There are lots of things usual on that you just can't control for," such as hormonal or metabolic changes, Raw says. Instead, she notes, getting the title help for your depression means having a partnership with your doctor and being able to make any necessary changes.

Friday, December 10, 2010

Dim Lights At Night linked to Depression

Many people may leave the TV on at night or some sort of dim light thinking it is harmless. A new study
on hamsters is saying that it is possible that this kind of exposure to a dim light at night could create changes in the brain that lead to mental health concerns such as depression.
"People might want to try to avoid falling asleep with their TVs on all night," said Tracy Bedrosian, a doctoral student in neuroscience at Ohio State University. "They might want to try to minimize light exposure during the night,"
Bedrosian and colleagues placed hamsters in two different settings that involved light. In one setting hamsters were exposed to 16 hours of daylight and eight hours of complete darkness each day. In the other, the animals experienced 16 hours of daylight, but at nighttime, a dim light was kept on, about the intensity of a TV screen lighting up a dark room.
What the researchers discovered was that after eight weeks the researchers would evaluated behaviors that would suggest they were depressed. For example, they looked to see whether the hamsters still engaged in activities they normally enjoy, such as drinking sugar water.
Hamsters in both groups were given a choice between drinking tap water or sugar water. The hamsters exposed to light at night drank similar amounts of tap and sugar water — they'd lost their preference for the sweet treat.

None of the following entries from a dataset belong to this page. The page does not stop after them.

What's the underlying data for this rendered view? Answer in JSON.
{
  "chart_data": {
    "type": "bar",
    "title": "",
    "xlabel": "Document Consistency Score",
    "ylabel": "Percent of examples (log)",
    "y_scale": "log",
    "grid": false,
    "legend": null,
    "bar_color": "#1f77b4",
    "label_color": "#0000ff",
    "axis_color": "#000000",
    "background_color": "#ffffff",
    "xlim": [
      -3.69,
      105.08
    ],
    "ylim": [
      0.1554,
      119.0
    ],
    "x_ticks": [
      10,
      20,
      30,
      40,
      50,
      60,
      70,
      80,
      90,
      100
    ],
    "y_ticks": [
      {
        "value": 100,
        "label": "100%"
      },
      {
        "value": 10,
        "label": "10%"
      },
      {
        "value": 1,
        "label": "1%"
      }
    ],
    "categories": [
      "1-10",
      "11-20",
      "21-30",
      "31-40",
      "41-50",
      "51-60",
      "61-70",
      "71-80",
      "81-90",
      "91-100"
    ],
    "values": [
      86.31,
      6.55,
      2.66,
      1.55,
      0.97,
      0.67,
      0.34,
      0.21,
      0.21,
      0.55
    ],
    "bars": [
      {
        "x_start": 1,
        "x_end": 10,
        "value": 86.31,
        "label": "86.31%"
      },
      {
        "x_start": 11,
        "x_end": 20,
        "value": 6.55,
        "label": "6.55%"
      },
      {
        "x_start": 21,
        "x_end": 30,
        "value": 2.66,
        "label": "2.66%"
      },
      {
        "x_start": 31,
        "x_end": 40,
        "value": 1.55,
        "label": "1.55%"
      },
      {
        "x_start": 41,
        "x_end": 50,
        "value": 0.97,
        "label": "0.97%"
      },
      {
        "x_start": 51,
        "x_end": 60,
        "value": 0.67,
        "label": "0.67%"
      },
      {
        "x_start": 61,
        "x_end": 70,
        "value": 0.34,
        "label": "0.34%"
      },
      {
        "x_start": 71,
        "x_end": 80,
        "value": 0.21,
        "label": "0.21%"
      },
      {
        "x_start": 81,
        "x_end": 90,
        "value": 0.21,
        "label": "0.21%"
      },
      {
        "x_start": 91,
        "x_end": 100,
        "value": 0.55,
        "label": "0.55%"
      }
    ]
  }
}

"That suggests to us that they are not getting the same pleasurable and rewarding feeling from drinking their sugar water, and that it may be interpreted as a depression-like response," Bedrosian said.
The hamsters exposed to night light had a reduced number of so-called dendritic spines on the surface of cells in this region. Dendritic spines are hair-like protrusions that brain cells use to communicate with one another.

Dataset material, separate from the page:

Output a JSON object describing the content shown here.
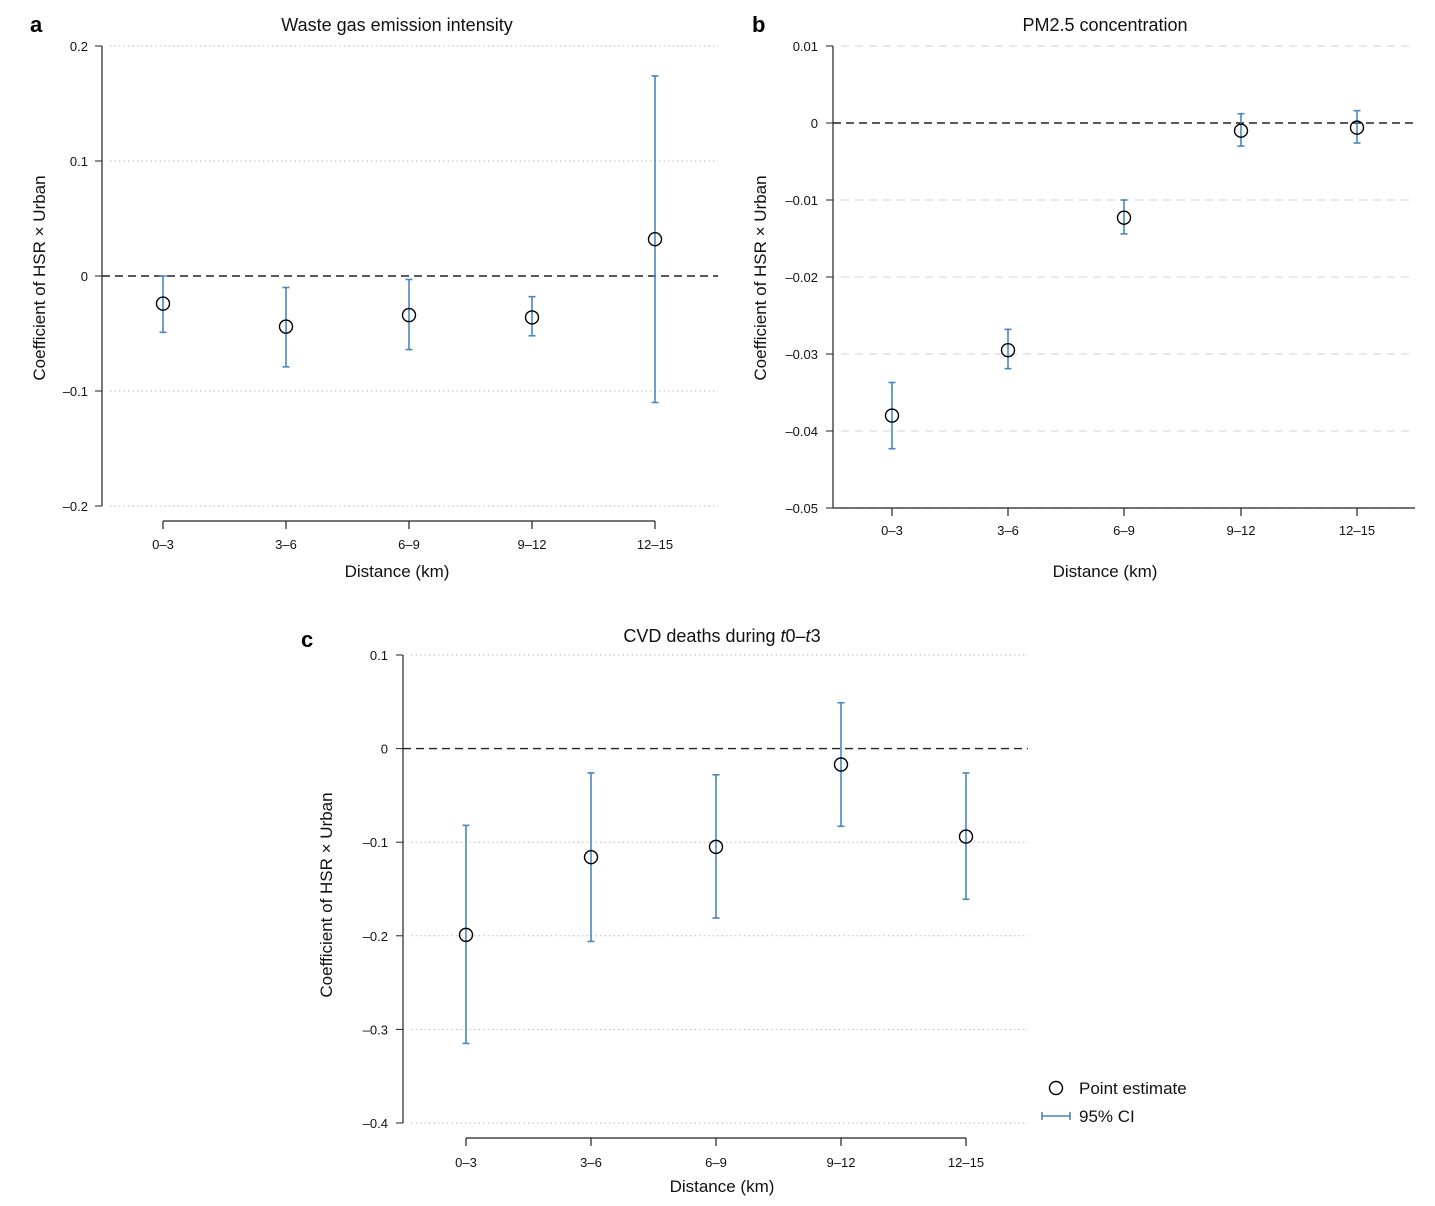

The findings agree with studies on humans that have found the hippocampus to be involved in depression. A patient with major depression has a smaller hippocampus, Bedrosian said.
The brain changes in the hamsters might arise from fluctuations in the production of the hormone melatonin, Bedrosian said. Melatonin signals to the body that it's nighttime, but a light at night dampens its production. The hormone has been shown to have some antidepressant effects, and so a decrease in melatonin might spur depression symptoms, Bedrosian said.
This study adds to previous findings connecting exposure to light during sleep and depressive behavior. One study found that mice exposed to bright lights at night tend to become depressed and to gain weight.
The findings suggest that light at night creates a disruption of the body's natural sleep cycle, and that this disruption can have significant effects on mental health.